I wander out of the library and towards the front door and the hallways of Windsor are oddly deserted. The Manor’s always been bigger than it needed to be. With only a handful of witches and warlocks needing interventions in their transition at any given time, there’s been more space than people every time I’ve been here. But today? There’s like, no one anywhere. My footsteps echo down the long hallway, clicking away in the rafters, setting my teeth on edge and stirring up the butterflies in my stomach.
I wrap my arms tight around my middle, terrible thoughts dancing around in my head, and my magic all ready to go just in case something happens. And, with my super imagination all kicked into gear, that something can be anything from plague, to fire drill, to Mr. Crazy waiting for me in the shadows, to an army of vampires capturing every witch and holding them hostage in exchange for my head.
Muffled laughter reaches down the hallway towards me, and as I reach the front door I discover that everyone is in the front room, the common room, watching a movie. They’re laughing and passing snacks around. Totally fine and not at all vampire hostages. I chide myself for being so worried and press through the front door into the cold.
Chapter Five
Noah and I decide to have a simple dinner at his apartment. Well, he suggests it and I jump all over it because, well, I don’t feel like being out in public right now, what with the possible deal where the vampires want me dead. But just because we’re not going out, doesn’t mean I don't take my time getting ready for him.
I shower and shave and primp and spritz. And then, after all that, I use a little magic on my hair and makeup and smile at my reflection in the mirror. I slide into my best jeans, the ones that make my legs look long and my butt look great. Pair them with a long sweater and a necklace.
I keep checking outside my window for footprints in the snow. Keep reminding myself that it’s still daylight and the vampires wouldn’t be out yet.
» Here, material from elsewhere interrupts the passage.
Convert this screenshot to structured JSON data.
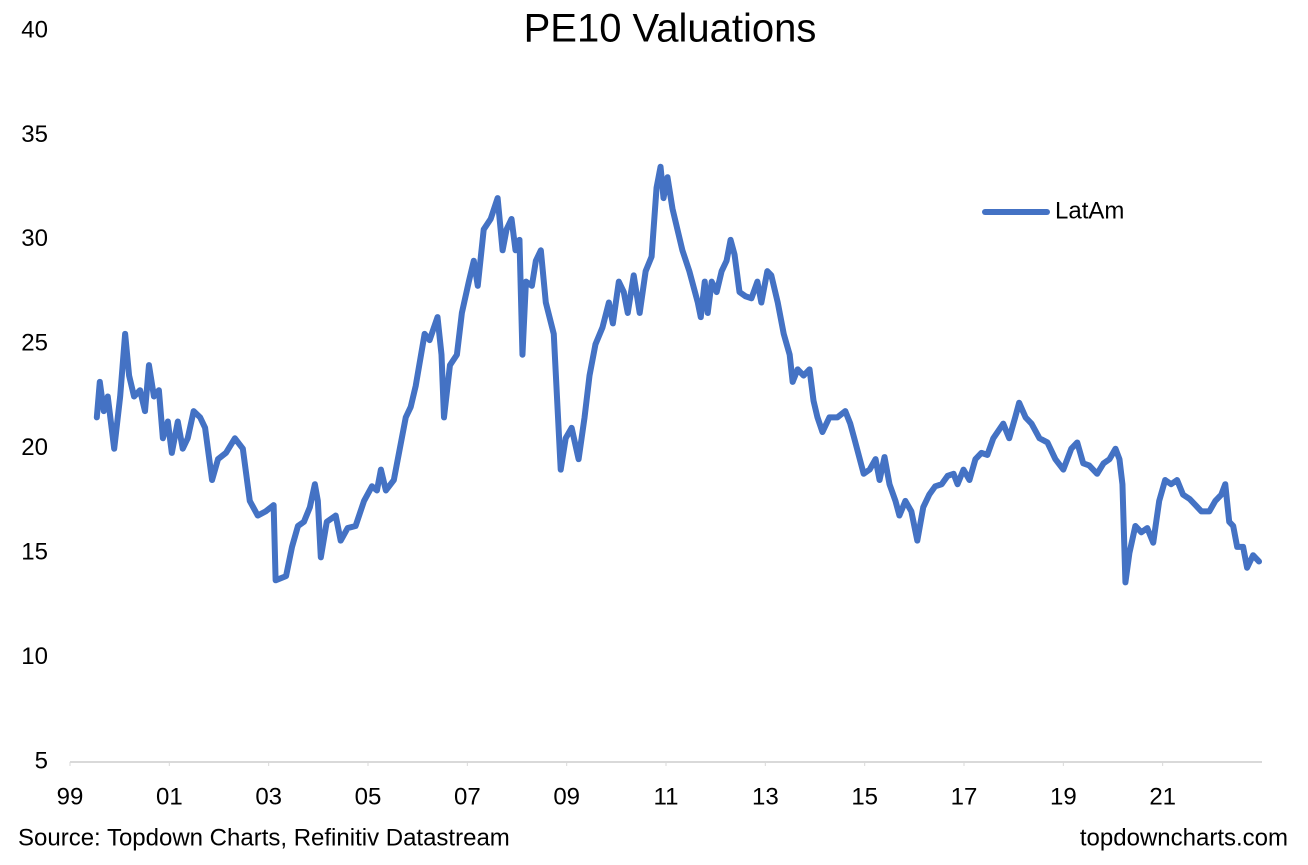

I realize that I’m being a little unreasonable and need to calm down. I’m perfectly safe out here. And I’m a witch, for heaven’s sake! If I’m not safe, I’m totally capable of taking care of whatever’s out there.
Still, I have to swallow hard around fear and find myself checking my surroundings with extra care as I lock my door behind me. And the relief I feel at getting in my car and pulling out of the driveway? That’s just gonna have to stop. Not gonna fly. I chose this place because I love it. There’s no way I’m going to let anyone or anything ruin that for me. As soon as I get home, I’m going to put some wards up and give the place a thorough magical once over. If there’s anything to be scared of, I’ll find it then.
Feeling better about myself for having some semblance of a plan, I turn on the radio, snuggle into my seat heater, and sing just a little too loud on my way to Noah’s. By the time I pull in next to him, I’m in a full blown good mood. And by the time I’m knocking on his door, I’m nearly giddy.